APARTADOS

sábado, 26 de septiembre de 2015

Mil billones (de veces)

La geometría con la que envolvía sus discursos era magnífica. 

Bien, quizás "discurso" no sería la palabra. Cuando ella hablaba lo hacía susurrando. Como una especie de rumor que si pudiera verse, y no sólo oírse, adoptaría figuras etéreas y fascinantes, imposibles de describir o encarcelar en un encuadre cualquiera. 

Cuando la miraba y escuchaba susurrar, no podía evitar pensar en las nubes tercas que rasgan el horizonte en los atardeceres otoñales, como si fueran heridas que están a punto de convertirse en cicatrices de un cielo eterno y manso, paciente. Fuerte. Valiente. 

Justo como es ella. 

Su sola presencia era abrumadora. La peca junto a la nariz. La única y casi imperceptible habitante de su rostro. Eso es lo que me mantenía ocupado cuando no estaba junto a ella. Me sentaba al escritorio sin ninguna pretensión de escribir, apoyaba los brazos en el mueble y miraba a través de los cristales para poder pensarla. 
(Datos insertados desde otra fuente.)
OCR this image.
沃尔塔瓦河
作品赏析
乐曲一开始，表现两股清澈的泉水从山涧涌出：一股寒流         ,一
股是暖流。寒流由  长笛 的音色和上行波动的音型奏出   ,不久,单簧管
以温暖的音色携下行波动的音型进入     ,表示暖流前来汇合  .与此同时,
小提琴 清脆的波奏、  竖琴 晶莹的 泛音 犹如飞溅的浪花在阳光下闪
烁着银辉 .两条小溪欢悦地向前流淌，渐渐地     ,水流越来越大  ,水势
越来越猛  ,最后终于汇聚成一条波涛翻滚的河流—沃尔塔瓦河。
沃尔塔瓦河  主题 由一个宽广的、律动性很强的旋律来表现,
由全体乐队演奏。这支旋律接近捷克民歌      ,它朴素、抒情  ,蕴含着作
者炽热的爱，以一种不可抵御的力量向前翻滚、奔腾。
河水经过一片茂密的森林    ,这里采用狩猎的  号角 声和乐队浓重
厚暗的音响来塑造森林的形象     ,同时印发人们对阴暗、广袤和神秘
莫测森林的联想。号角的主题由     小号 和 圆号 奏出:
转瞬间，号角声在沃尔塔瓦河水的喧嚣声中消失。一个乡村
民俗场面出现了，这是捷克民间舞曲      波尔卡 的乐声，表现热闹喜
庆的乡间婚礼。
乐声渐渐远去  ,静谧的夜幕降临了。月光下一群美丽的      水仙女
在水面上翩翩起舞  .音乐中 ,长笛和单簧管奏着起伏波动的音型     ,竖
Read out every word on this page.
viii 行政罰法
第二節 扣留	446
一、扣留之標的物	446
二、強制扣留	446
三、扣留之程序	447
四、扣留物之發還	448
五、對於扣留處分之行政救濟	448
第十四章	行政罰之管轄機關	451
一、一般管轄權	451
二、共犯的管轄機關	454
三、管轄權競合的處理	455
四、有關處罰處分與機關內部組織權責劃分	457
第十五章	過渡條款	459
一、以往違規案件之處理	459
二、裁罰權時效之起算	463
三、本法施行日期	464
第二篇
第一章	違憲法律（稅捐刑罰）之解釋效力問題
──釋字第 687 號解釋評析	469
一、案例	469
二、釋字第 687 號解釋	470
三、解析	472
Y ni siquiera la belleza de las copas de los árboles altos que recorrían la avenida me despertaban del letargo en el que me envolvía cuando ella ocupaba mi mente. Como el humo que sale de una chimenea y se desvanece a través del aire en el cielo, ella salía de mis pensamientos y penetraba, sin que pudiera verla o notarla, en todo mi cuerpo.

Cuando podía pasar tiempo con ella, por poco que fuera, lo invertía en escucharla. En leerla. En zambullirme en su belleza sutil e inesperada. Me sentaba a su lado en el taburete cuando tocaba el piano, y miraba sus dedos frágiles revolotear entre las teclas y formar melodías imposibles que me hacían llorar de alegría. 


Nunca. Nunca fui tan feliz. Como cuando amé la vida.